Review for NeurIPS paper: Part-dependent Label Noise: Towards Instance-dependent Label Noise

NeurIPS 2020

Part-dependent Label Noise: Towards Instance-dependent Label Noise

Review 1

Summary and Contributions: In this paper, a new method for approximating the instance-dependent label noise by using parts-dependent label noise is proposed. The method is built upon the assumption that an instance-dependent transition matrix for an instance is constructed by a combination of the transition matrices for the parts of the instance. The motivation for this is based on the conjecture that instances can be approximately reconstructed by a combination of parts. Here, The transition matrices for the parts are learned based on anchor points.
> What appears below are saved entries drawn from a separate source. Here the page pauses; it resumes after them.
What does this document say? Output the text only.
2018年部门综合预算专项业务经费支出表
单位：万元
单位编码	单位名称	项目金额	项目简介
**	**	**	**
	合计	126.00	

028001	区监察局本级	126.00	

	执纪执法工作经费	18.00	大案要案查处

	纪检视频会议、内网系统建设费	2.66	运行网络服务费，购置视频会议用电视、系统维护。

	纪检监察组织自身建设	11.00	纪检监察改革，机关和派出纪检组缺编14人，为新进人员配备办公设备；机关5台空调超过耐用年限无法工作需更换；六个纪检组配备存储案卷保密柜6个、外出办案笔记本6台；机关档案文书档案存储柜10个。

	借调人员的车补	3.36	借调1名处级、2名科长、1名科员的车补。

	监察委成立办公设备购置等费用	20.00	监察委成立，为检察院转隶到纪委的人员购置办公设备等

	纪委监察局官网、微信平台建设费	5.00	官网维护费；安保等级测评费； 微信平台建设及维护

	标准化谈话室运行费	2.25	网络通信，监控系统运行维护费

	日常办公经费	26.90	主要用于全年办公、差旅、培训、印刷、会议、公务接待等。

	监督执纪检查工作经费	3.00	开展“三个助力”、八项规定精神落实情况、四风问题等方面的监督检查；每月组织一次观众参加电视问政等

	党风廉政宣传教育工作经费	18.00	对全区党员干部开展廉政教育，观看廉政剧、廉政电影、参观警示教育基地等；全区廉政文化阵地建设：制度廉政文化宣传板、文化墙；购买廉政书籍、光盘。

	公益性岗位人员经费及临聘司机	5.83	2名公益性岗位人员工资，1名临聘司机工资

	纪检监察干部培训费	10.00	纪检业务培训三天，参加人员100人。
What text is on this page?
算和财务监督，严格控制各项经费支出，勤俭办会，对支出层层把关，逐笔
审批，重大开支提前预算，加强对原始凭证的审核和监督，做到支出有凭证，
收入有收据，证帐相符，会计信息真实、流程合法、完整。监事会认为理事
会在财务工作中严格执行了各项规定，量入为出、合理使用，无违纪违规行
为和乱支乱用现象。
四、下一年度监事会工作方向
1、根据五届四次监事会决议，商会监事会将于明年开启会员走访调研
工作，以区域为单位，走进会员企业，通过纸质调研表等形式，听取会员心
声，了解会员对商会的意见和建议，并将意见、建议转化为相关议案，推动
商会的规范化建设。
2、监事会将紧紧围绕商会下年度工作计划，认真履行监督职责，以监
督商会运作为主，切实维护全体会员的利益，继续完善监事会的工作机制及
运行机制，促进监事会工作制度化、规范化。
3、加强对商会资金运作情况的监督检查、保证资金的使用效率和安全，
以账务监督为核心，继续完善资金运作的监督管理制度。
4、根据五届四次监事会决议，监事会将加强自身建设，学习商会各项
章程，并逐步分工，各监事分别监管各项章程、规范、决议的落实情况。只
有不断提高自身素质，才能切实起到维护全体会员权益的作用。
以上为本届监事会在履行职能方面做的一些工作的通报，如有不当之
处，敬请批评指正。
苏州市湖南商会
Finally the method is evaluated on some small dataset, Fashion-MNIST, SVHN, and CIFAR-10 to show the superiority of the methods in comparison to SOTA.

Strengths: + a new and interesting method for approximating the instance-dependent label noise. + rigorous analysis and evaluation on small datasets to demonstrate the superiority of the proposed method in comparison to SOTA.

Weaknesses: 1- The main assumption in this method for part-dependent label noise is not realistic to me. The method learns the parts using the anchor points, and these parts are used for all the samples belonging to the same class for representing them. However, there are images in the same classes (e.g., hard samples) that may not be represented properly using the combination of the learned parts from the anchor points. Considering the fact that anchor points are usually easy samples as the model has a high confidence regarding their labels and may not contain all the information of other samples belonging to the same class. However, I think the method only has been evaluated on the small datasets which may not show this. 2- In the paper it is mentioned that “the data matrix could consist of deep representations extracted by a deep neural network trained on the noisy training data.” When the deep model is trained using the noisy labels, I was thinking that the features or data matrix is not the accurate or reliable features that we could define a loss function like EQ. (1). And therefore “W, matrix of parts, and h(xi) may be poorly estimated. 3- As a minor point: “The parameters for reconstructing the instance-dependent transition matrix are identical to those for reconstructing an instance.” This conjecture has been used for estimating h(xi) parameters in the model which is an important parameter.” Although there are some references in the paper for supporting this conjecture, could you please be more specific in references and elaborate on this. 4- Finally, it would be very nice to visualize parts for some classes of datasets used in the experiments, like the one shown in Figure. 1. This can better contextualize the power of the proposed method for reconstructing images using the parts learned by the proposed model.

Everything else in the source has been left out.